In the first three months of 2026, Tesla built 408,386 vehicles across its factories. It delivered 358,023 to buyers worldwide, missing analyst forecasts that averaged 365,645 according to the company’s own tally from late March. Production outpaced deliveries by roughly 50,000 units, creating some inventory buildup.
Model 3 sedans and Model Y crossovers dominated, totaling 341,893 units or nearly all output. These workhorses have defined Tesla’s volume for years, representing 97% of 2025 deliveries when full year sales dipped to 1.64 million from 1.79 million in 2024. The angular Cybertruck contributed with about 38,500 deliveries as ramps continue from its 2023 debut. Plans call for scaling the all-electric Semi truck this year, promising 500 miles per charge.
A notable update came in January when Tesla halted Model S and Model X assembly. The Fremont plant lines switched to Optimus robot production, part of CEO Elon Musk’s push toward AI and autonomy like the Cybercab. Musk shared on X that S and X orders ended, with leftover inventory, and teased a farewell event for the models he admires. Vehicle sales remain revenue king, but diversification looms large.
This lineup captures Tesla’s vehicle range, from everyday models to emerging trucks.
Tesla deployed 8.8 gigawatt-hours of storage in Q1, products like Powerwall for residences and Megapack for grids and data centers. That trailed the record 14.2 GWh from Q4 2025 but underscores steady demand for battery backups amid rising power needs.

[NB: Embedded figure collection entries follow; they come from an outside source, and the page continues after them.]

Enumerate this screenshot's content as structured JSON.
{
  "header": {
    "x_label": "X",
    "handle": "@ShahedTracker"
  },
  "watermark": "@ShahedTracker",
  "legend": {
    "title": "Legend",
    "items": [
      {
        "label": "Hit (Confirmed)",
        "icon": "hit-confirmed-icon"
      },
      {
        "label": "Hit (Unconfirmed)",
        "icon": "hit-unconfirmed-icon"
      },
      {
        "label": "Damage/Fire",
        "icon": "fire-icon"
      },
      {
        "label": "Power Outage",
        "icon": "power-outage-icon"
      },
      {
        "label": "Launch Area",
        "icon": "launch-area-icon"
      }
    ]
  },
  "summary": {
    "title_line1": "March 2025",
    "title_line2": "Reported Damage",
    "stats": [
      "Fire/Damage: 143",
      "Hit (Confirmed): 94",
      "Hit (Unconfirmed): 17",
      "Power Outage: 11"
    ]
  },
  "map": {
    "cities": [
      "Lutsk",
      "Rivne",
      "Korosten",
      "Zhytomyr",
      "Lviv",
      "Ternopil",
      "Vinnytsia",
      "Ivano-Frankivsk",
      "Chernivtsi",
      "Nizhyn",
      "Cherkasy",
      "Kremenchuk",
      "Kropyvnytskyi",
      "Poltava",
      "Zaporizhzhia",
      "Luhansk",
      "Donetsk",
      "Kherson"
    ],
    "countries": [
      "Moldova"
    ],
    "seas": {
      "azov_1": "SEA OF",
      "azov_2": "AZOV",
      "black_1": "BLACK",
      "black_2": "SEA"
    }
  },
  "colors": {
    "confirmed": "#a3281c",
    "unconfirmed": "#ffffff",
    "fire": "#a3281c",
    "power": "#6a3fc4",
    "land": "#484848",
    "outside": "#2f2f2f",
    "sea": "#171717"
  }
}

Global events added a twist. U.S. and Israeli strikes on Iran in late February sparked reprisals targeting Strait of Hormuz shipping, driving oil prices up sharply. Fuel costs soared, boosting used EV sales as alternatives to gas. This offset headwinds like the September 2025 end of the $7,500 U.S. EV tax credit and fiercer competition. Deliveries beat Q1 2025’s 336,681 by 6%, a recovery sign. Musk’s political stances drew backlash, but oil dynamics countered it. EVs now rival 70% of Iran’s oil export volumes globally.
Tesla shares slid 15% in the quarter, echoing prior year patterns before later gains. Earnings on April 22 will dive into margins and chains.
Higher oil from Hormuz keeps EVs appealing, aiding Tesla’s rebound efforts. With robots energizing factories and storage expanding, the company eyes growth beyond cars alone. Q1 paints a picture of adaptation in turbulent times.